They Call Me "Mister"

Teaching in LA

14 Jul

Is My Class Just About “Paying Attention”?

Posted in Uncategorized on 14.07.12 by Frank

For the past few years, I’ve asked my students to do two assignments.

  • Class survey (anonymous)
  • Letter to next year’s students (name attached)

There is no credit or grading for these assignments. I just ask them to do it and hope they’re not jerks about it. Pretty much everyone’s cooperative. The jerks are absent. (Unfortunately, this does make the data a bit self-selective. Although, I’m kidding about jerks. I don’t think of any of my students as jerks, but the data is self-selective depending on attendance.)

First, a little background on the letter to next year’s students. It’s what it sounds like. There are no strict requirements, but some suggestions on what to put. Students mostly end up putting what to expect, and some advice based on their own experience in my class. I stole this from someone else. Sorry, I forgot who.

What I found most boring, then annoying, then interesting this year was how common students advised others to “pay attention“. “Make sure you pay attention.” “I should have paid more attention.” “All you have to do is pay attention.”

The first few times I read the advice, I thought “woop dee doo, great generic advice everyone…” Then I realized most didn’t offer any advice beyond that. When almost every letter that offered advice only offered that advice, I started getting annoyed. “Is that all they learned in my class??? I thought I was doing inquiry-ish stuff. They make it sound like this class is one giant lecture! What about learning from mistakes? Doing test retakes? Collaborating with other students? Doing the homework because the practice is helpful? Participating in small group discussions? Thinking until your brain hurts? Asking questions???” Apparently none of that mattered. Well, a small handful did suggest retaking tests, keeping notes and handouts, and a couple suggested doing the homework despite it not being worth credit.

I remembered that the reason I did these assignments was partially as feedback for myself, so instead of getting defensive, what does this all mean? Based on this evidence, I might infer several things:

  1. These students didn’t really find anything in my class helpful and found the most success through “paying attention”.
  2. These students did find other things helpful, but just suck at recalling and expressing these things, so they lump everything into the general advice of “pay attention”
  3. These students are conditioned through their schooling and my class that school is about “paying attention”, so when they give advice to other students, they give the advice that’s been doled out to them throughout their schooling career
  4. These students don’t think of other helpful advice because I haven’t emphasized or even gone over what helps them succeed in this class, school, and/or life

These are the things that I could come up with. Could be a combo.

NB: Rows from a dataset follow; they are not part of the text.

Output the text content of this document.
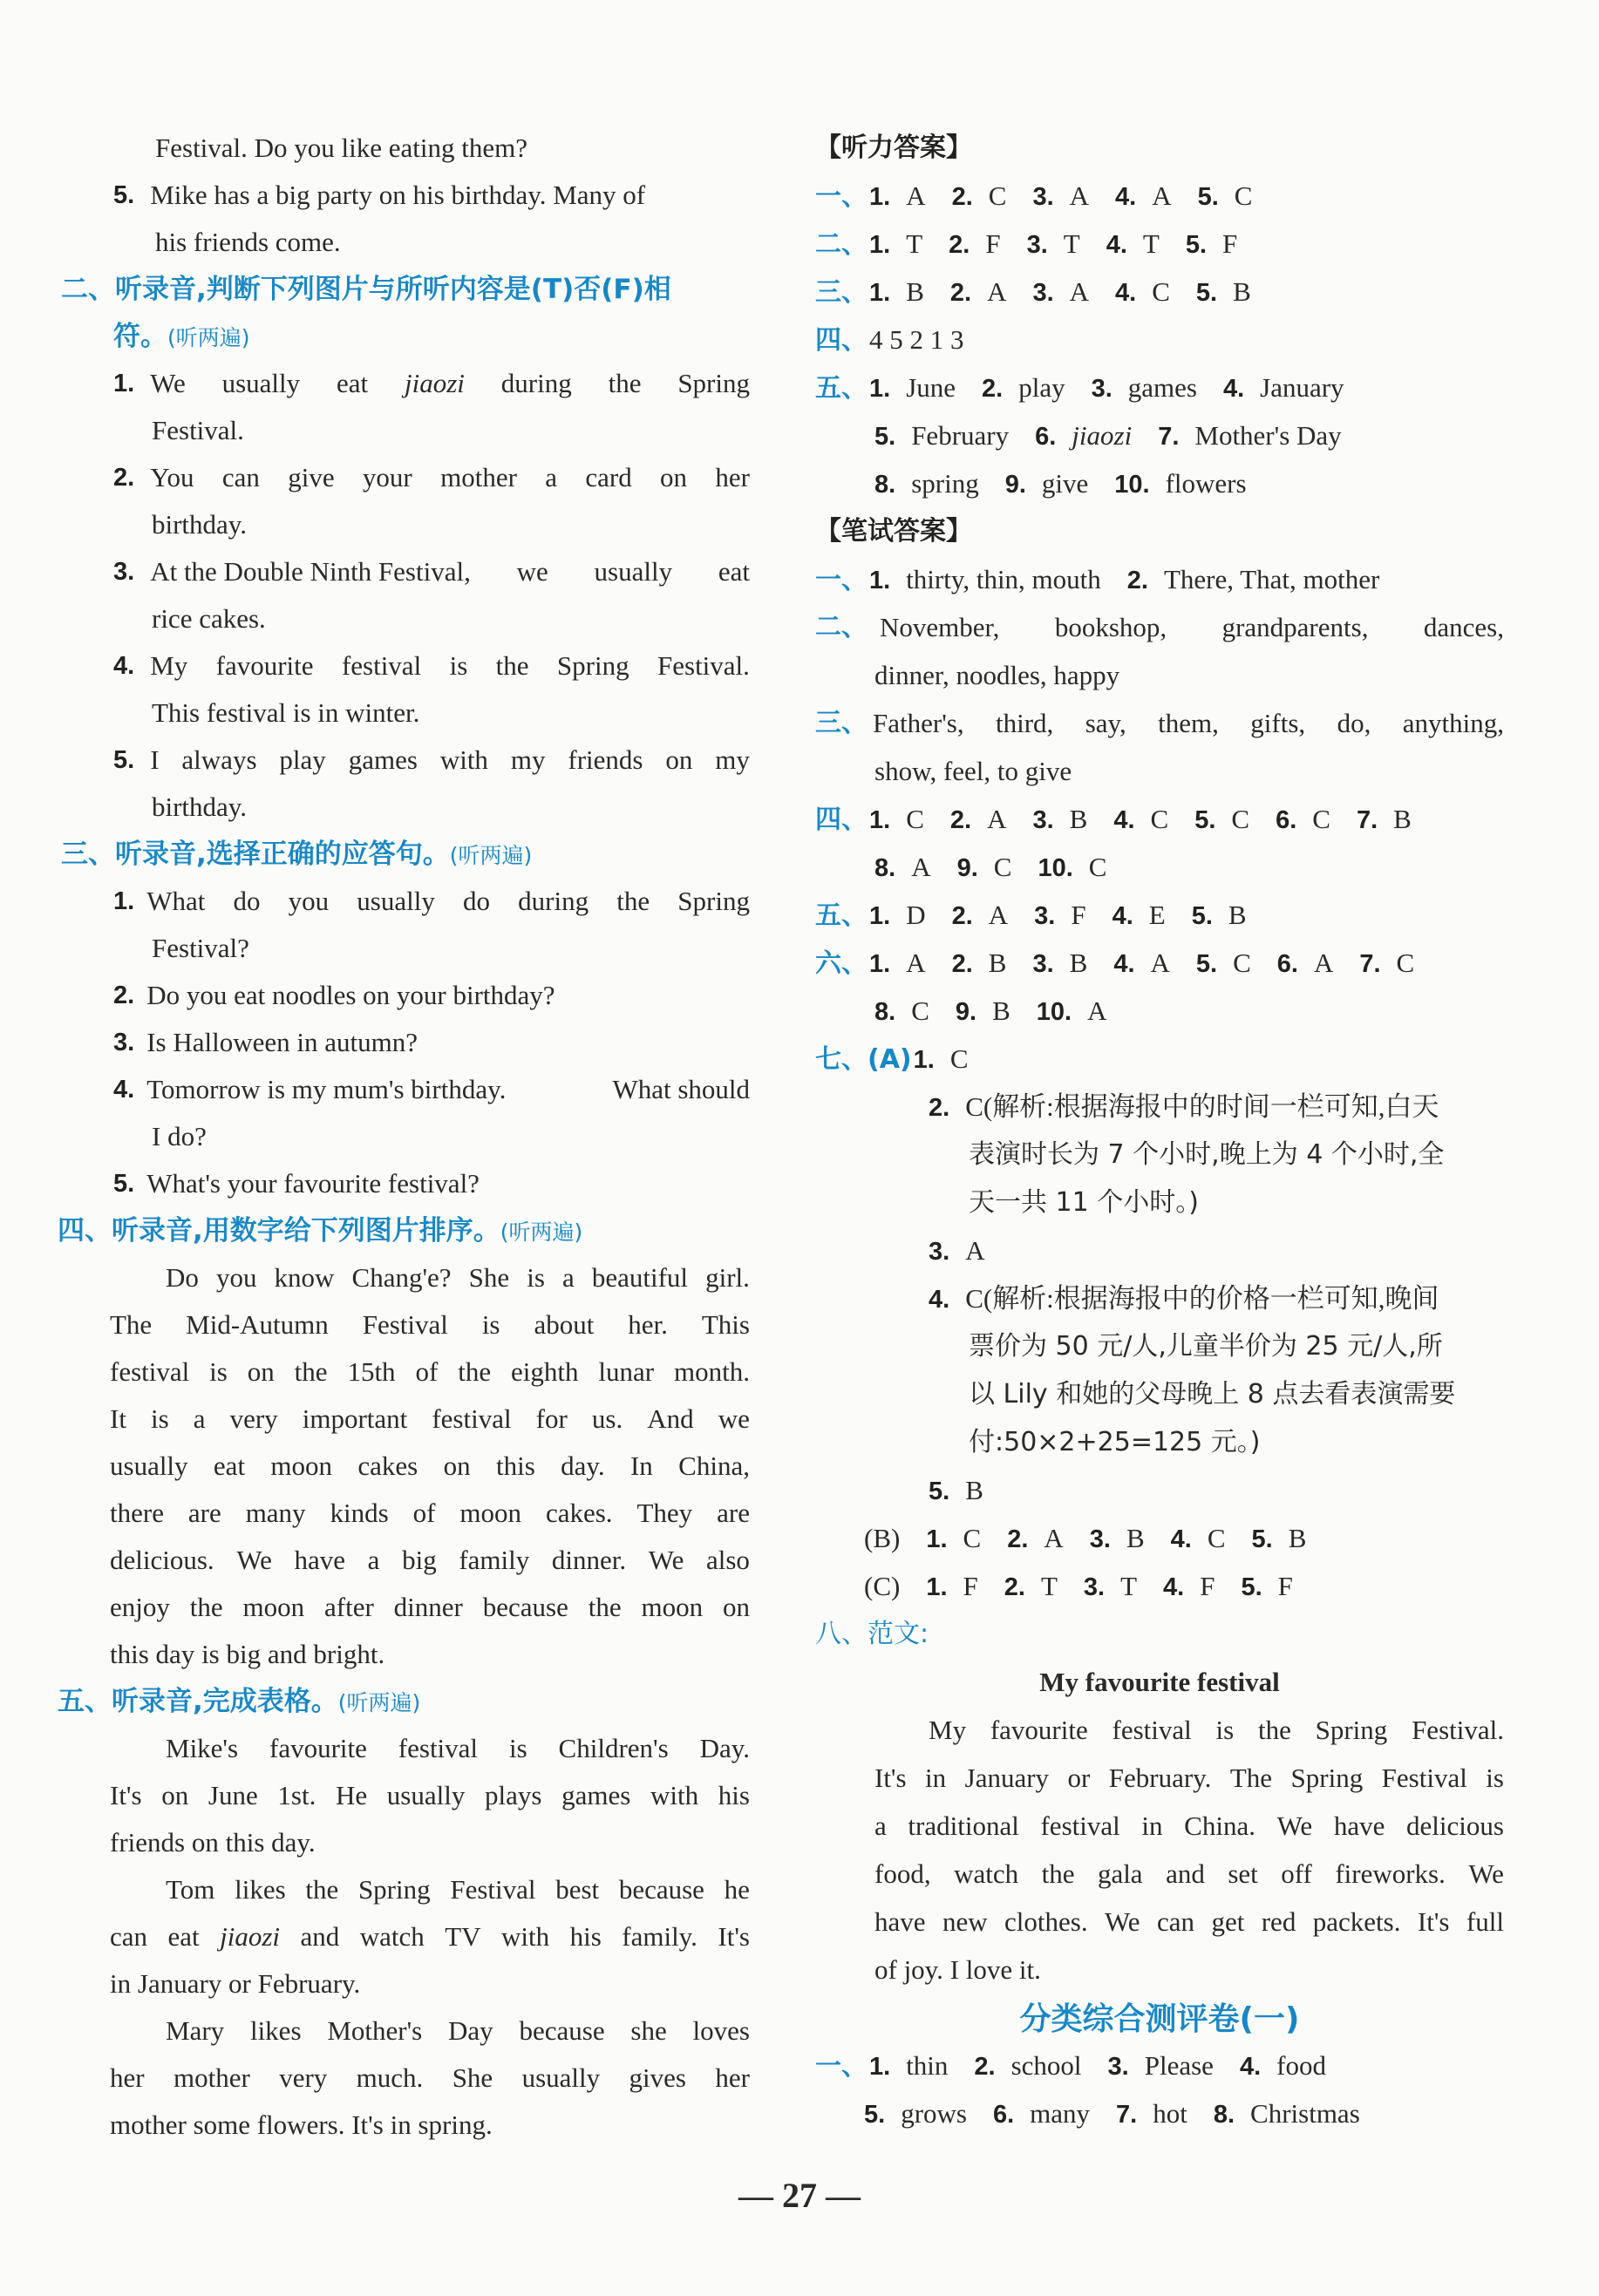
Festival. Do you like eating them?
5. Mike has a big party on his birthday. Many of
his friends come.
二、听录音,判断下列图片与所听内容是(T)否(F)相
符。(听两遍)
1. We usually eat jiaozi during the Spring
Festival.
2. You can give your mother a card on her
birthday.
3. At the Double Ninth Festival, we usually eat
rice cakes.
4. My favourite festival is the Spring Festival.
This festival is in winter.
5. I always play games with my friends on my
birthday.
三、听录音,选择正确的应答句。(听两遍)
1. What do you usually do during the Spring
Festival?
2. Do you eat noodles on your birthday?
3. Is Halloween in autumn?
4. Tomorrow is my mum's birthday.	What should
I do?
5. What's your favourite festival?
四、听录音,用数字给下列图片排序。(听两遍)
Do you know Chang'e? She is a beautiful girl.
The Mid-Autumn Festival is about her. This
festival is on the 15th of the eighth lunar month.
It is a very important festival for us. And we
usually eat moon cakes on this day. In China,
there are many kinds of moon cakes. They are
delicious. We have a big family dinner. We also
enjoy the moon after dinner because the moon on
this day is big and bright.
五、听录音,完成表格。(听两遍)
Mike's favourite festival is Children's Day.
It's on June 1st. He usually plays games with his
friends on this day.
Tom likes the Spring Festival best because he
can eat jiaozi and watch TV with his family. It's
in January or February.
Mary likes Mother's Day because she loves
her mother very much. She usually gives her
mother some flowers. It's in spring.
【听力答案】
一、1. A 2. C 3. A 4. A 5. C
二、1. T 2. F 3. T 4. T 5. F
三、1. B 2. A 3. A 4. C 5. B
四、4 5 2 1 3
五、1. June 2. play 3. games 4. January
5. February 6. jiaozi 7. Mother's Day
8. spring 9. give 10. flowers
【笔试答案】
一、1. thirty, thin, mouth 2. There, That, mother
二、 November, bookshop, grandparents, dances,
dinner, noodles, happy
三、 Father's, third, say, them, gifts, do, anything,
show, feel, to give
四、1. C 2. A 3. B 4. C 5. C 6. C 7. B
8. A 9. C 10. C
五、1. D 2. A 3. F 4. E 5. B
六、1. A 2. B 3. B 4. A 5. C 6. A 7. C
8. C 9. B 10. A
七、(A)1. C
2. C(解析:根据海报中的时间一栏可知,白天
表演时长为 7 个小时,晚上为 4 个小时,全
天一共 11 个小时。)
3. A
4. C(解析:根据海报中的价格一栏可知,晚间
票价为 50 元/人,儿童半价为 25 元/人,所
以 Lily 和她的父母晚上 8 点去看表演需要
付:50×2+25=125 元。)
5. B
(B) 1. C 2. A 3. B 4. C 5. B
(C) 1. F 2. T 3. T 4. F 5. F
八、范文:
My favourite festival
My favourite festival is the Spring Festival.
It's in January or February. The Spring Festival is
a traditional festival in China. We have delicious
food, watch the gala and set off fireworks. We
have new clothes. We can get red packets. It's full
of joy. I love it.
分类综合测评卷(一)
一、1. thin 2. school 3. Please 4. food
5. grows 6. many 7. hot 8. Christmas
— 27 —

Some of these I can address by altering my directions and questions (“What advice would you give that’s different from what you’d give for your other classes?”), but my intution tells me their responses represent more than lousy communication. I’d say a large responsibility that is within my immediate control goes to #1 and #4, that students didn’t think success in my class depended on anything other than paying attention, and I just plain sucked at communicating and fostering the factors for success I have in my head. In fact, can I even express, specifically, what a student needs to do to be successful in my class?

So… to do: Come up with 3-7 concrete things that will play the biggest factors in a student’s success in my class. Concrete means specific. No broad shit like “try hard”. Also, these should be non-obvious, so not like “show up to class”. Although some students probably don’t understand the connection between attendance and success, so I’ll have to fiddle with my definiton of “non-obvious”. Next, decide how I will communicate these expectations to students and how to most effectively ingrain these through the year in the curriculum and activities.

Let’s take an example. One thing I believe is a key to success in my class: Do the homework. How do I communicate this to students? Tell them. Remind them. Stick it on a poster titled “How to succeed in this class”. Possibly the most important thing I have to do: Make sure this is true. Does doing the homework actually help you succeed in this class? I better damn well make sure it does. Assuming my homework assignments are meaningful and helpful, I may need to get students to reflect on the correlation between their homework completion and their performance in my class. Just because students do things that lead to success doesn’t mean they realize that’s what’s happening.

Mm, sounds like lots of work. I’ll really have to take a look at whether students need to think and ask questions in my class. I’d like my class to be like that (all inquiry-ish and whatnot), but their feedback seems to indicate otherwise.

If you asked your students to give advice to next year’s students on how to succeed in your class, what do you think your students would say? What would you hope they say? What do you do to increase the chances of that happening?

(The class survey and instruction for the letter to next year’s students are posted below.)

One comment »

2 comments on this topic

  1. Anonymous says:

    Wow, Rick. Thanks for the insightful comment! That’s definitely a fascinating and positive (yet not unrealistically so) interpretation of the phrase I probably would have never thought of on my own. The other feedback I get from the survey and letter is overwhelmingly positive (and equally vague), so I’d say it’s possible that my students may be using the phrase the same way your students are. I’ll likely ask my incoming students about this phrase and try to get a sense from them whether it’s a type of shorthand understood by most.